Synthetic Minority Over-sampling TEchnique(SMOTE) for Predicting Software Build Outcomes
In this research we use a data stream approach to mining data and construct Decision Tree models that predict software build outcomes in terms of software metrics that are derived from source code used in the software construction process. The rationale for using the data stream approach was to track the evolution of the prediction model over time as builds are incrementally constructed from previous versions either to remedy errors or to enhance functionality. As the volume of data available for mining from the software repository that we used was limited, we synthesized new data instances through the application of the SMOTE oversampling algorithm. The results indicate that a small number of the available metrics have significance for prediction software build outcomes. It is observed that classification accuracy steadily improves after approximately 900 instances of builds have been fed to the classifier. At the end of the data streaming process classification accuracies of 80% were achieved, though some bias arises due to the distribution of data across the two classes over time.
💡 Research Summary
The paper investigates a real‑time predictive framework for software build outcomes by combining data‑stream mining with synthetic minority over‑sampling (SMOTE). Using source‑code metrics extracted from the IBM Jazz repository, the authors treat each build as an incremental instance in a continuous stream, allowing the model to evolve as new builds are generated. Because the repository contains a limited number of builds and the failure class represents a small minority, conventional classifiers tend to be biased toward the successful builds. To mitigate this imbalance, the authors apply SMOTE, which creates synthetic failure instances by interpolating between existing minority samples, thereby enriching the decision boundary and improving the classifier’s ability to learn from scarce data.

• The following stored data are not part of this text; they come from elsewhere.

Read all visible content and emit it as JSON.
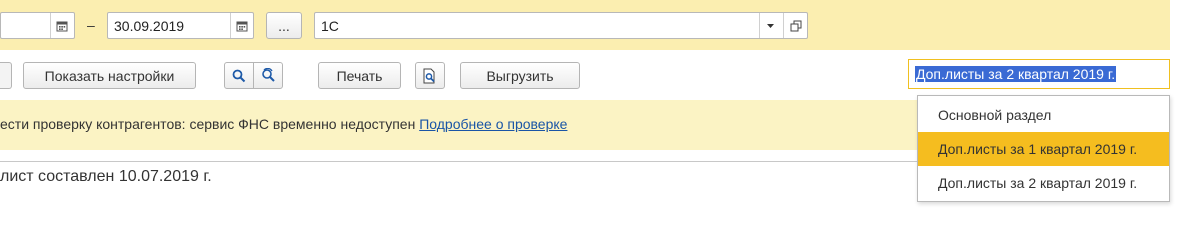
{
  "colors": {
    "period_bar_bg": "#fbeeb0",
    "info_bar_bg": "#fbf3c4",
    "selection_bg": "#3a6ad4",
    "dropdown_active_bg": "#f5bd1f",
    "link": "#1a55a6"
  },
  "period": {
    "from_value": "",
    "dash": "–",
    "to_value": "30.09.2019",
    "ellipsis_label": "...",
    "organization_value": "1С"
  },
  "toolbar": {
    "show_settings_label": "Показать настройки",
    "search_icon": "magnifier-icon",
    "refresh_search_icon": "search-refresh-icon",
    "print_label": "Печать",
    "preview_icon": "document-preview-icon",
    "export_label": "Выгрузить"
  },
  "section_select": {
    "value": "Доп.листы за 2 квартал 2019 г.",
    "options": [
      "Основной раздел",
      "Доп.листы за 1 квартал 2019 г.",
      "Доп.листы за 2 квартал 2019 г."
    ],
    "highlighted_option": "Доп.листы за 1 квартал 2019 г."
  },
  "info": {
    "message": "ести проверку контрагентов: сервис ФНС временно недоступен",
    "link_text": "Подробнее о проверке"
  },
  "body": {
    "text": "лист составлен 10.07.2019 г."
  }
}
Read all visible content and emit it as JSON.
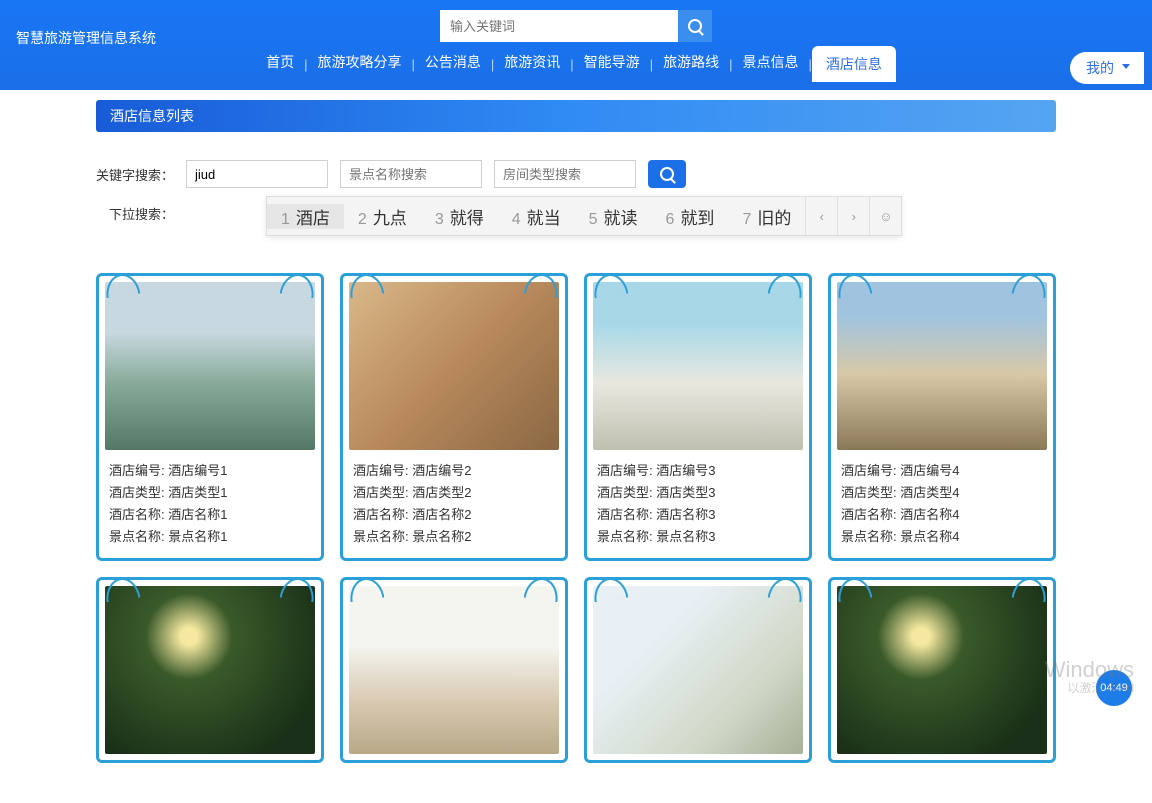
{
  "site_title": "智慧旅游管理信息系统",
  "top_search": {
    "placeholder": "输入关键词"
  },
  "nav": {
    "items": [
      "首页",
      "旅游攻略分享",
      "公告消息",
      "旅游资讯",
      "智能导游",
      "旅游路线",
      "景点信息",
      "酒店信息"
    ],
    "active_index": 7,
    "my_label": "我的"
  },
  "section_title": "酒店信息列表",
  "filters": {
    "keyword_label": "关键字搜索：",
    "dropdown_label": "下拉搜索：",
    "input1_value": "jiud",
    "input2_placeholder": "景点名称搜索",
    "input3_placeholder": "房间类型搜索"
  },
  "ime": {
    "candidates": [
      {
        "num": "1",
        "text": "酒店"
      },
      {
        "num": "2",
        "text": "九点"
      },
      {
        "num": "3",
        "text": "就得"
      },
      {
        "num": "4",
        "text": "就当"
      },
      {
        "num": "5",
        "text": "就读"
      },
      {
        "num": "6",
        "text": "就到"
      },
      {
        "num": "7",
        "text": "旧的"
      }
    ]
  },
  "labels": {
    "hotel_code": "酒店编号:",
    "hotel_type": "酒店类型:",
    "hotel_name": "酒店名称:",
    "spot_name": "景点名称:"
  },
  "cards": [
    {
      "code": "酒店编号1",
      "type": "酒店类型1",
      "name": "酒店名称1",
      "spot": "景点名称1",
      "img": "img1"
    },
    {
      "code": "酒店编号2",
      "type": "酒店类型2",
      "name": "酒店名称2",
      "spot": "景点名称2",
      "img": "img2"
    },
    {
      "code": "酒店编号3",
      "type": "酒店类型3",
      "name": "酒店名称3",
      "spot": "景点名称3",
      "img": "img3"
    },
    {
      "code": "酒店编号4",
      "type": "酒店类型4",
      "name": "酒店名称4",
      "spot": "景点名称4",
      "img": "img4"
    },
    {
      "code": "",
      "type": "",
      "name": "",
      "spot": "",
      "img": "img5"
    },
    {
      "code": "",
      "type": "",
      "name": "",
      "spot": "",
      "img": "img6"
    },
    {
      "code": "",
      "type": "",
      "name": "",
      "spot": "",
      "img": "img7"
    },
    {
      "code": "",
      "type": "",
      "name": "",
      "spot": "",
      "img": "img5"
    }
  ],
  "video_time": "04:49",
  "watermark": {
    "title": "Windows",
    "sub": "以激活 Wind"
  }
}
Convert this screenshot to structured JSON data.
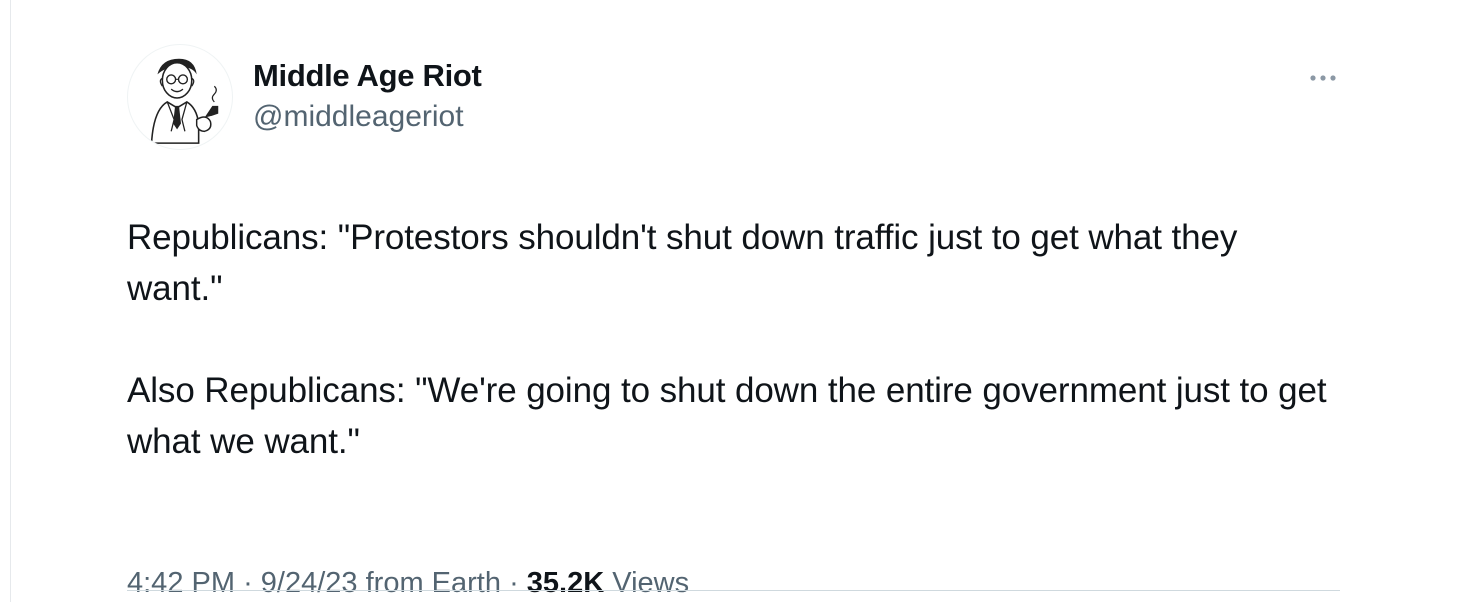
{
  "tweet": {
    "author": {
      "display_name": "Middle Age Riot",
      "handle": "@middleageriot",
      "avatar_icon": "pipe-smoking-man-illustration"
    },
    "more_icon": "ellipsis-icon",
    "text": "Republicans: \"Protestors shouldn't shut down traffic just to get what they want.\"\n\nAlso Republicans: \"We're going to shut down the entire government just to get what we want.\"",
    "meta": {
      "time": "4:42 PM",
      "separator": "·",
      "date": "9/24/23",
      "source": "from Earth",
      "views_count": "35.2K",
      "views_label": "Views"
    }
  },
  "colors": {
    "text_primary": "#0f1419",
    "text_secondary": "#536471",
    "divider": "#cfd9de"
  }
}
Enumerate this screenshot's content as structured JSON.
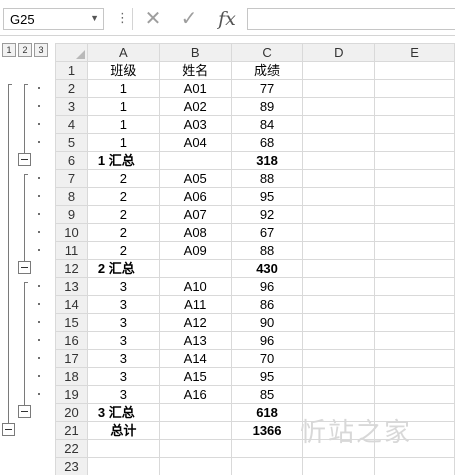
{
  "formula_bar": {
    "name_box": "G25",
    "name_box_arrow": "▼",
    "dots": "⋮",
    "cancel_glyph": "✕",
    "enter_glyph": "✓",
    "fx": "fx",
    "formula": ""
  },
  "outline_levels": [
    "1",
    "2",
    "3"
  ],
  "columns": [
    "A",
    "B",
    "C",
    "D",
    "E"
  ],
  "rows": [
    {
      "num": "1",
      "A": "班级",
      "B": "姓名",
      "C": "成绩",
      "type": "header"
    },
    {
      "num": "2",
      "A": "1",
      "B": "A01",
      "C": "77",
      "type": "data"
    },
    {
      "num": "3",
      "A": "1",
      "B": "A02",
      "C": "89",
      "type": "data"
    },
    {
      "num": "4",
      "A": "1",
      "B": "A03",
      "C": "84",
      "type": "data"
    },
    {
      "num": "5",
      "A": "1",
      "B": "A04",
      "C": "68",
      "type": "data"
    },
    {
      "num": "6",
      "A": "1  汇总",
      "B": "",
      "C": "318",
      "type": "subtotal"
    },
    {
      "num": "7",
      "A": "2",
      "B": "A05",
      "C": "88",
      "type": "data"
    },
    {
      "num": "8",
      "A": "2",
      "B": "A06",
      "C": "95",
      "type": "data"
    },
    {
      "num": "9",
      "A": "2",
      "B": "A07",
      "C": "92",
      "type": "data"
    },
    {
      "num": "10",
      "A": "2",
      "B": "A08",
      "C": "67",
      "type": "data"
    },
    {
      "num": "11",
      "A": "2",
      "B": "A09",
      "C": "88",
      "type": "data"
    },
    {
      "num": "12",
      "A": "2  汇总",
      "B": "",
      "C": "430",
      "type": "subtotal"
    },
    {
      "num": "13",
      "A": "3",
      "B": "A10",
      "C": "96",
      "type": "data"
    },
    {
      "num": "14",
      "A": "3",
      "B": "A11",
      "C": "86",
      "type": "data"
    },
    {
      "num": "15",
      "A": "3",
      "B": "A12",
      "C": "90",
      "type": "data"
    },
    {
      "num": "16",
      "A": "3",
      "B": "A13",
      "C": "96",
      "type": "data"
    },
    {
      "num": "17",
      "A": "3",
      "B": "A14",
      "C": "70",
      "type": "data"
    },
    {
      "num": "18",
      "A": "3",
      "B": "A15",
      "C": "95",
      "type": "data"
    },
    {
      "num": "19",
      "A": "3",
      "B": "A16",
      "C": "85",
      "type": "data"
    },
    {
      "num": "20",
      "A": "3  汇总",
      "B": "",
      "C": "618",
      "type": "subtotal"
    },
    {
      "num": "21",
      "A": "总计",
      "B": "",
      "C": "1366",
      "type": "grandtotal"
    },
    {
      "num": "22",
      "A": "",
      "B": "",
      "C": "",
      "type": "empty"
    },
    {
      "num": "23",
      "A": "",
      "B": "",
      "C": "",
      "type": "empty"
    }
  ],
  "watermark": "忻站之家"
}
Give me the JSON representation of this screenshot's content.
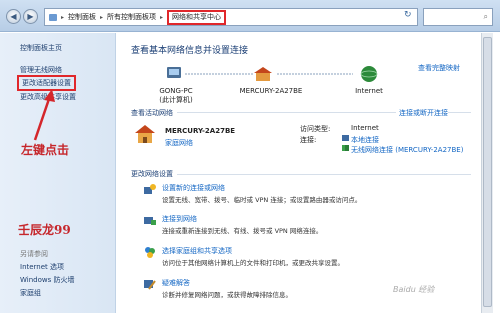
{
  "address_bar": {
    "segments": [
      "控制面板",
      "所有控制面板项"
    ],
    "current": "网络和共享中心"
  },
  "sidebar": {
    "items": [
      "控制面板主页",
      "管理无线网络",
      "更改适配器设置",
      "更改高级共享设置"
    ],
    "see_also_label": "另请参阅",
    "see_also": [
      "Internet 选项",
      "Windows 防火墙",
      "家庭组"
    ]
  },
  "annotations": {
    "arrow_text": "左键点击",
    "watermark": "壬辰龙99"
  },
  "main": {
    "title": "查看基本网络信息并设置连接",
    "full_map_link": "查看完整映射",
    "nodes": [
      {
        "name": "GONG-PC",
        "sub": "(此计算机)"
      },
      {
        "name": "MERCURY-2A27BE",
        "sub": ""
      },
      {
        "name": "Internet",
        "sub": ""
      }
    ],
    "active_heading": "查看活动网络",
    "connect_link": "连接或断开连接",
    "active_network": {
      "name": "MERCURY-2A27BE",
      "type": "家庭网络",
      "access_label": "访问类型:",
      "access_value": "Internet",
      "conn_label": "连接:",
      "conn_1": "本地连接",
      "conn_2": "无线网络连接 (MERCURY-2A27BE)"
    },
    "change_heading": "更改网络设置",
    "tasks": [
      {
        "title": "设置新的连接或网络",
        "desc": "设置无线、宽带、拨号、临时或 VPN 连接；或设置路由器或访问点。"
      },
      {
        "title": "连接到网络",
        "desc": "连接或重新连接到无线、有线、拨号或 VPN 网络连接。"
      },
      {
        "title": "选择家庭组和共享选项",
        "desc": "访问位于其他网络计算机上的文件和打印机，或更改共享设置。"
      },
      {
        "title": "疑难解答",
        "desc": "诊断并修复网络问题，或获得故障排除信息。"
      }
    ]
  },
  "watermark_site": "Baidu 经验"
}
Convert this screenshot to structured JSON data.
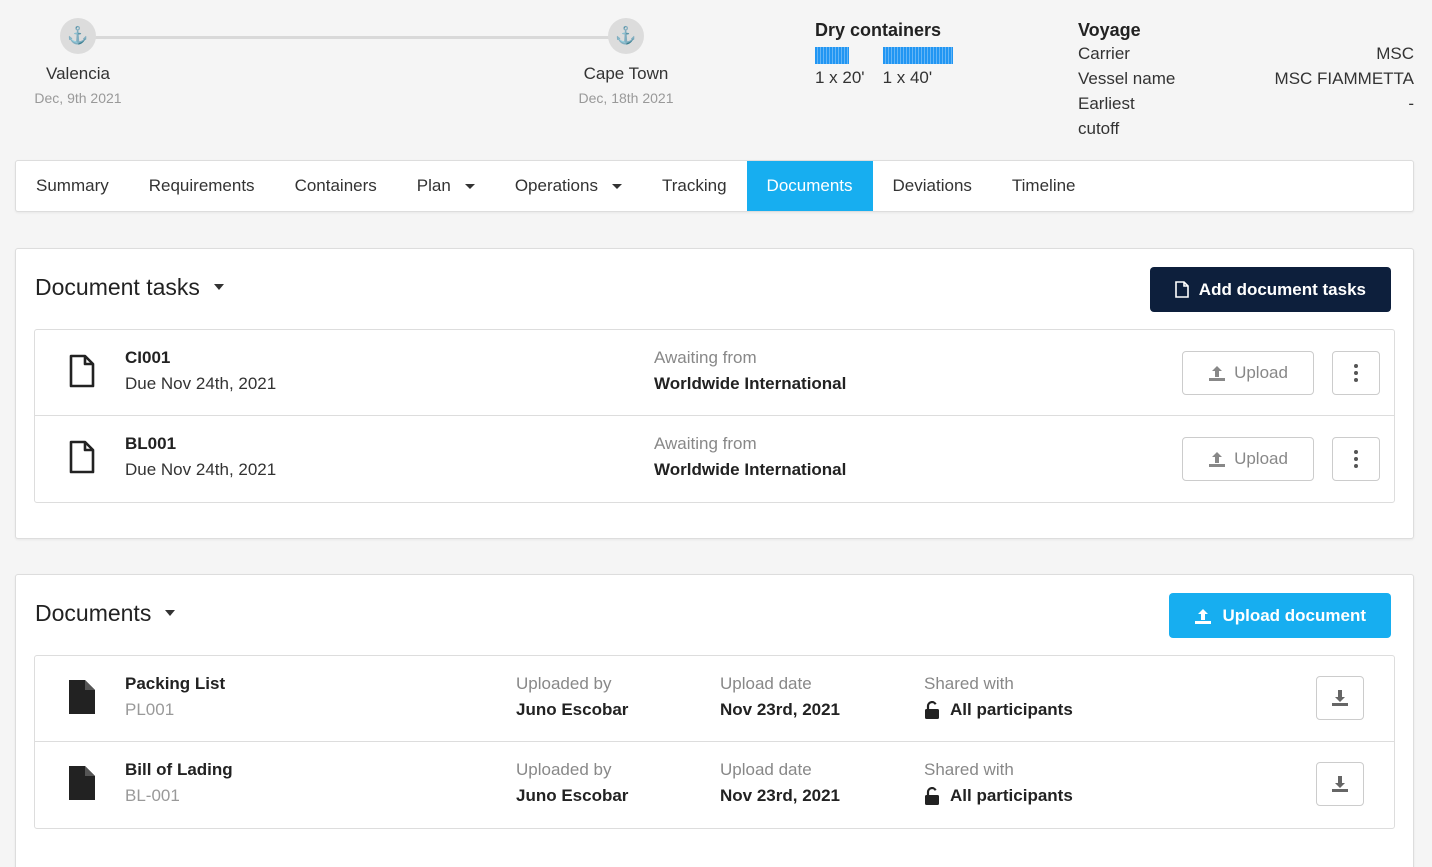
{
  "route": {
    "origin": {
      "name": "Valencia",
      "date": "Dec, 9th 2021",
      "icon": "anchor-icon"
    },
    "destination": {
      "name": "Cape Town",
      "date": "Dec, 18th 2021",
      "icon": "anchor-icon"
    }
  },
  "containers": {
    "title": "Dry containers",
    "items": [
      {
        "label": "1 x 20'",
        "count": 1,
        "size": "20'"
      },
      {
        "label": "1 x 40'",
        "count": 1,
        "size": "40'"
      }
    ],
    "bar_color": "#2196f3"
  },
  "voyage": {
    "title": "Voyage",
    "rows": [
      {
        "key": "Carrier",
        "value": "MSC"
      },
      {
        "key": "Vessel name",
        "value": "MSC FIAMMETTA"
      },
      {
        "key": "Earliest cutoff",
        "value": "-"
      }
    ]
  },
  "tabs": [
    {
      "label": "Summary",
      "dropdown": false,
      "active": false
    },
    {
      "label": "Requirements",
      "dropdown": false,
      "active": false
    },
    {
      "label": "Containers",
      "dropdown": false,
      "active": false
    },
    {
      "label": "Plan",
      "dropdown": true,
      "active": false
    },
    {
      "label": "Operations",
      "dropdown": true,
      "active": false
    },
    {
      "label": "Tracking",
      "dropdown": false,
      "active": false
    },
    {
      "label": "Documents",
      "dropdown": false,
      "active": true
    },
    {
      "label": "Deviations",
      "dropdown": false,
      "active": false
    },
    {
      "label": "Timeline",
      "dropdown": false,
      "active": false
    }
  ],
  "document_tasks": {
    "title": "Document tasks",
    "add_button": "Add document tasks",
    "items": [
      {
        "name": "CI001",
        "due": "Due Nov 24th, 2021",
        "awaiting_label": "Awaiting from",
        "awaiting_from": "Worldwide International",
        "upload_label": "Upload"
      },
      {
        "name": "BL001",
        "due": "Due Nov 24th, 2021",
        "awaiting_label": "Awaiting from",
        "awaiting_from": "Worldwide International",
        "upload_label": "Upload"
      }
    ]
  },
  "documents": {
    "title": "Documents",
    "upload_button": "Upload document",
    "items": [
      {
        "name": "Packing List",
        "code": "PL001",
        "uploaded_by_label": "Uploaded by",
        "uploaded_by": "Juno Escobar",
        "date_label": "Upload date",
        "date": "Nov 23rd, 2021",
        "shared_label": "Shared with",
        "shared_with": "All participants"
      },
      {
        "name": "Bill of Lading",
        "code": "BL-001",
        "uploaded_by_label": "Uploaded by",
        "uploaded_by": "Juno Escobar",
        "date_label": "Upload date",
        "date": "Nov 23rd, 2021",
        "shared_label": "Shared with",
        "shared_with": "All participants"
      }
    ]
  },
  "colors": {
    "accent": "#17aef0",
    "dark_button": "#0d1f3c"
  }
}
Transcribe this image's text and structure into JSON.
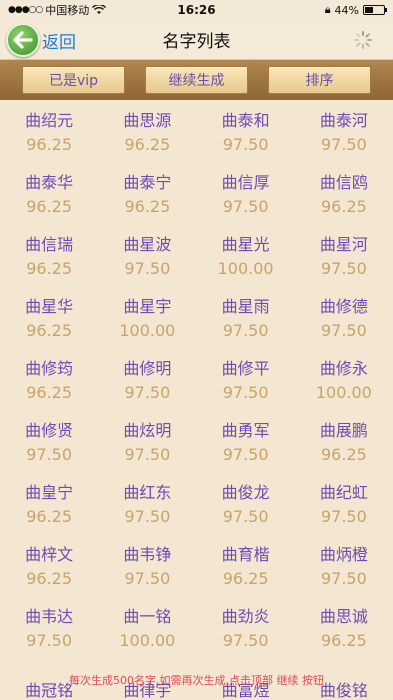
{
  "status": {
    "carrier": "中国移动",
    "time": "16:26",
    "battery": "44%",
    "battery_level": 0.44
  },
  "nav": {
    "back_label": "返回",
    "title": "名字列表"
  },
  "toolbar": {
    "vip_label": "已是vip",
    "continue_label": "继续生成",
    "sort_label": "排序"
  },
  "names": [
    {
      "name": "曲绍元",
      "score": "96.25"
    },
    {
      "name": "曲思源",
      "score": "96.25"
    },
    {
      "name": "曲泰和",
      "score": "97.50"
    },
    {
      "name": "曲泰河",
      "score": "97.50"
    },
    {
      "name": "曲泰华",
      "score": "96.25"
    },
    {
      "name": "曲泰宁",
      "score": "96.25"
    },
    {
      "name": "曲信厚",
      "score": "97.50"
    },
    {
      "name": "曲信鸥",
      "score": "96.25"
    },
    {
      "name": "曲信瑞",
      "score": "96.25"
    },
    {
      "name": "曲星波",
      "score": "97.50"
    },
    {
      "name": "曲星光",
      "score": "100.00"
    },
    {
      "name": "曲星河",
      "score": "97.50"
    },
    {
      "name": "曲星华",
      "score": "96.25"
    },
    {
      "name": "曲星宇",
      "score": "100.00"
    },
    {
      "name": "曲星雨",
      "score": "97.50"
    },
    {
      "name": "曲修德",
      "score": "97.50"
    },
    {
      "name": "曲修筠",
      "score": "96.25"
    },
    {
      "name": "曲修明",
      "score": "97.50"
    },
    {
      "name": "曲修平",
      "score": "97.50"
    },
    {
      "name": "曲修永",
      "score": "100.00"
    },
    {
      "name": "曲修贤",
      "score": "97.50"
    },
    {
      "name": "曲炫明",
      "score": "97.50"
    },
    {
      "name": "曲勇军",
      "score": "97.50"
    },
    {
      "name": "曲展鹏",
      "score": "96.25"
    },
    {
      "name": "曲皇宁",
      "score": "96.25"
    },
    {
      "name": "曲红东",
      "score": "97.50"
    },
    {
      "name": "曲俊龙",
      "score": "97.50"
    },
    {
      "name": "曲纪虹",
      "score": "97.50"
    },
    {
      "name": "曲梓文",
      "score": "96.25"
    },
    {
      "name": "曲韦铮",
      "score": "97.50"
    },
    {
      "name": "曲育楷",
      "score": "96.25"
    },
    {
      "name": "曲炳橙",
      "score": "97.50"
    },
    {
      "name": "曲韦达",
      "score": "97.50"
    },
    {
      "name": "曲一铭",
      "score": "100.00"
    },
    {
      "name": "曲劲炎",
      "score": "97.50"
    },
    {
      "name": "曲思诚",
      "score": "96.25"
    },
    {
      "name": "曲冠铭",
      "score": ""
    },
    {
      "name": "曲律宇",
      "score": ""
    },
    {
      "name": "曲富煜",
      "score": ""
    },
    {
      "name": "曲俊铭",
      "score": ""
    }
  ],
  "footer_message": "每次生成500名字,如需再次生成,点击顶部 继续 按钮",
  "colors": {
    "name": "#6b4db3",
    "score": "#c9a36b",
    "back": "#1b7bd6",
    "toolbar": "#8e6534",
    "footer": "#e1495a"
  },
  "icons": {
    "back": "back-arrow-icon",
    "loading": "loading-spinner-icon",
    "wifi": "wifi-icon",
    "battery": "battery-icon"
  }
}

For the streaming classifier, an online decision‑tree algorithm such as the Hoeffding Tree (VFDT) is employed. This algorithm updates the model in a single pass with bounded memory, making it suitable for high‑velocity data streams. The experimental setup feeds roughly 1,200 build instances sequentially into the learner. Accuracy remains modest until about the 900th instance, after which it rises steadily, reaching approximately 80 % by the end of the stream. Feature‑importance analysis reveals that only a handful of metrics—primarily code complexity, number of changed lines, and file count—drive most of the predictive power, suggesting that developers can focus on these key indicators during pre‑build inspections.
Despite the overall performance gains, the study identifies persistent challenges. The class distribution shifts over time, causing temporary bias that SMOTE does not fully eliminate. Synthetic samples may also introduce noise, potentially degrading performance in certain windows. The authors recommend future work on adaptive over‑sampling strategies, dynamic class‑ratio estimation, and ensemble methods to further reduce bias and enhance robustness.
In summary, the research demonstrates that even with a modest, imbalanced dataset, a streaming decision‑tree model augmented by SMOTE can achieve reliable, near‑real‑time prediction of build success or failure. This contributes a practical, scalable approach for continuous integration pipelines and software quality assurance processes.